Industry Scope: This is a core challenge related to the "memory" of AI models. They struggle with object permanence and temporal awareness, leading to glitches in longer or more complex sequences.
Unprompted Element Generation (Hallucination):
Challenge: The AI added extra elements to the scene that the prompt did not request, such as a different number of lotus leaves or an unprompted background prop. This is a form of hallucination, where the AI generates plausible but unrequested content.
Industry Scope: This highlights a challenge in controlling every aspect of the AI's output. The AI, based on its training, might add elements it associates with a scene (e.g., more leaves in a pond) even if not explicitly instructed, requiring very direct and explicit negative constraints in the prompt to prevent it.
The "Visual Override" Problem:
Challenge: Starting with a scene that included both the panda and the rabbit, the AI was unable to isolate just the rabbit in a subsequent shot. The visual information from the initial image overrode the new prompt's instruction to only show the rabbit, demonstrating the AI's bias towards visual cues.

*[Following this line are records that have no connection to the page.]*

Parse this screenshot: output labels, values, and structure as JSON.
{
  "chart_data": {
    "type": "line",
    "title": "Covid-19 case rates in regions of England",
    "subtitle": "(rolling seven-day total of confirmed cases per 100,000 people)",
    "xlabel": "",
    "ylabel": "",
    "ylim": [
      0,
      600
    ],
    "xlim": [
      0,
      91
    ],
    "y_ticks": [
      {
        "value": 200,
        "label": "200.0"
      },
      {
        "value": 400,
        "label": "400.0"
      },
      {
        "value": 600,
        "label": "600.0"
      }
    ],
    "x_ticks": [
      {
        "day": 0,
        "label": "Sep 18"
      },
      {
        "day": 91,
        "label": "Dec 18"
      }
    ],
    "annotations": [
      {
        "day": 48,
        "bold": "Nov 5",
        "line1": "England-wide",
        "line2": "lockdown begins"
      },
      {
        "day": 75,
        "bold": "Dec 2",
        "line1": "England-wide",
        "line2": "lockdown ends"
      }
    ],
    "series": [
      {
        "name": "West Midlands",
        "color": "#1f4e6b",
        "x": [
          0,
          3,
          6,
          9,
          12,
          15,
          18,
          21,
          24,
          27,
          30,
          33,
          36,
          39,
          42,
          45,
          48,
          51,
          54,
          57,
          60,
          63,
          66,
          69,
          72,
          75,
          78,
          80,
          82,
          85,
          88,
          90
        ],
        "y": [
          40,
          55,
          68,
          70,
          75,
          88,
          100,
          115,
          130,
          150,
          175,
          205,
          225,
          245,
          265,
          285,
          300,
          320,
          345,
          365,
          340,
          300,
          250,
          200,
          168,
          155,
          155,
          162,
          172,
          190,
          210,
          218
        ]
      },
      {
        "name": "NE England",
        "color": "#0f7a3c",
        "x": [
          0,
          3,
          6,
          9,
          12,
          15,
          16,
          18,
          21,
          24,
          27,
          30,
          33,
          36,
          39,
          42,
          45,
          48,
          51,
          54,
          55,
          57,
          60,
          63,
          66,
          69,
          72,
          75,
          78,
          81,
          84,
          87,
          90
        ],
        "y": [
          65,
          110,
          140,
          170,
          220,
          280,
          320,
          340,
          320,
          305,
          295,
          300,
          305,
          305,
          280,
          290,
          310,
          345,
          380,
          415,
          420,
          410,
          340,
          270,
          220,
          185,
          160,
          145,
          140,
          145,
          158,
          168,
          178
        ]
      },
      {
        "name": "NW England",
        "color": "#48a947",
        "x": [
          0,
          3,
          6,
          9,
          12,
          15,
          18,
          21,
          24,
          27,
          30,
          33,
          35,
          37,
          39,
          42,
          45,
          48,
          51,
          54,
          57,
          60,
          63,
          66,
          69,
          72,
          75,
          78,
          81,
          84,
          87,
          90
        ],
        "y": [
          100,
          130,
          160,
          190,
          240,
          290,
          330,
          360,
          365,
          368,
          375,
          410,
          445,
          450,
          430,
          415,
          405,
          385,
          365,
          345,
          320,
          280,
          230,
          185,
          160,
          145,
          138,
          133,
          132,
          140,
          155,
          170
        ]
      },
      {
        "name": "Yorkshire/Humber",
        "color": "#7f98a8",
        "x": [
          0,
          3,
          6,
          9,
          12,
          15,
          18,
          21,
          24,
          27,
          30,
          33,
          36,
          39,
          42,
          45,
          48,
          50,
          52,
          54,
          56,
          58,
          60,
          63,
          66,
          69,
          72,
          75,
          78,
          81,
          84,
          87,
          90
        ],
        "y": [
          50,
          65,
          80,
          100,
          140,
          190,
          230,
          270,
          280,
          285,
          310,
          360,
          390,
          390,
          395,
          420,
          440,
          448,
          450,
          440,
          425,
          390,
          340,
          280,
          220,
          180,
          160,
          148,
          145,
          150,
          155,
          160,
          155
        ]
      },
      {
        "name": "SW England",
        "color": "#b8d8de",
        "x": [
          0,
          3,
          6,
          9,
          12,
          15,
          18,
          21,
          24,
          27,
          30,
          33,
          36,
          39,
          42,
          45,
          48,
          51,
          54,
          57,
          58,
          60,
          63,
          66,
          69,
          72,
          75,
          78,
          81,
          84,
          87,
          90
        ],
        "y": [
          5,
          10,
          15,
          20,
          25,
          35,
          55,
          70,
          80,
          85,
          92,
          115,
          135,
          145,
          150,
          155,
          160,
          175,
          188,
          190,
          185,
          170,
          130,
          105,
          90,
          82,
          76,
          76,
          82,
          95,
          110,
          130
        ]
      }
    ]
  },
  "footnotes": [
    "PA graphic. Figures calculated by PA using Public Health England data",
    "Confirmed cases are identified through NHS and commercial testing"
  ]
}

Industry Scope: This is a significant challenge in workflows that require a character to be isolated from a previously generated, multi-character scene. It highlights a limitation where the AI's visual memory can be stronger than its ability to follow new, text-based instructions.
Result: While generative AI excels at creating visually impressive clips, this project underscores that achieving a consistent, multi-clip narrative is a significant hurdle. The detailed iteration documented in this case study proves that success requires more than just text prompts; it demands a sophisticated, hybrid workflow.
Selected Prompt Development Notes
Q: Why did the AI struggle with the "flying kick" action?
A: The AI struggles because it lacks an understanding of physics. It doesn't know how to render a precise trajectory, impact, and a resulting "jolt" in a single, fluid animation. It often defaults to generic, inconsistent movements.
Q: Why was the lotus leaf a problem?
A: The lotus leaf, despite being a minor element, added an extra layer of physical complexity. The AI had to account for its position and reaction to the rabbit's leap, which made the prompt more difficult to process accurately. Removing it simplified the scene and focused the AI's attention on the core action.
Q: Why did the AI have a visual bias towards certain actions?
A: The AI tends to default to what it considers a "good shot" based on its training data. For example, it might generate the kick in a follow-through motion because that's a common depiction of a kick, even if the prompt asks for a "frozen moment of impact." This requires very explicit and sometimes counter-intuitive instructions to override.
Q: How many attempts did it take to achieve this final, simple action animation?
A: The final animation was not the result of a single, countable number of attempts. It was the culmination of an iterative process involving numerous rounds of trial, error, and prompt refinement. Each attempt was a learning opportunity to diagnose AI limitations (e.g., struggles with physics, object consistency) and simplify the prompt's instructions until a successful and reliable visual output was achieved. The final, simple prompt was a direct result of this continuous troubleshooting workflow.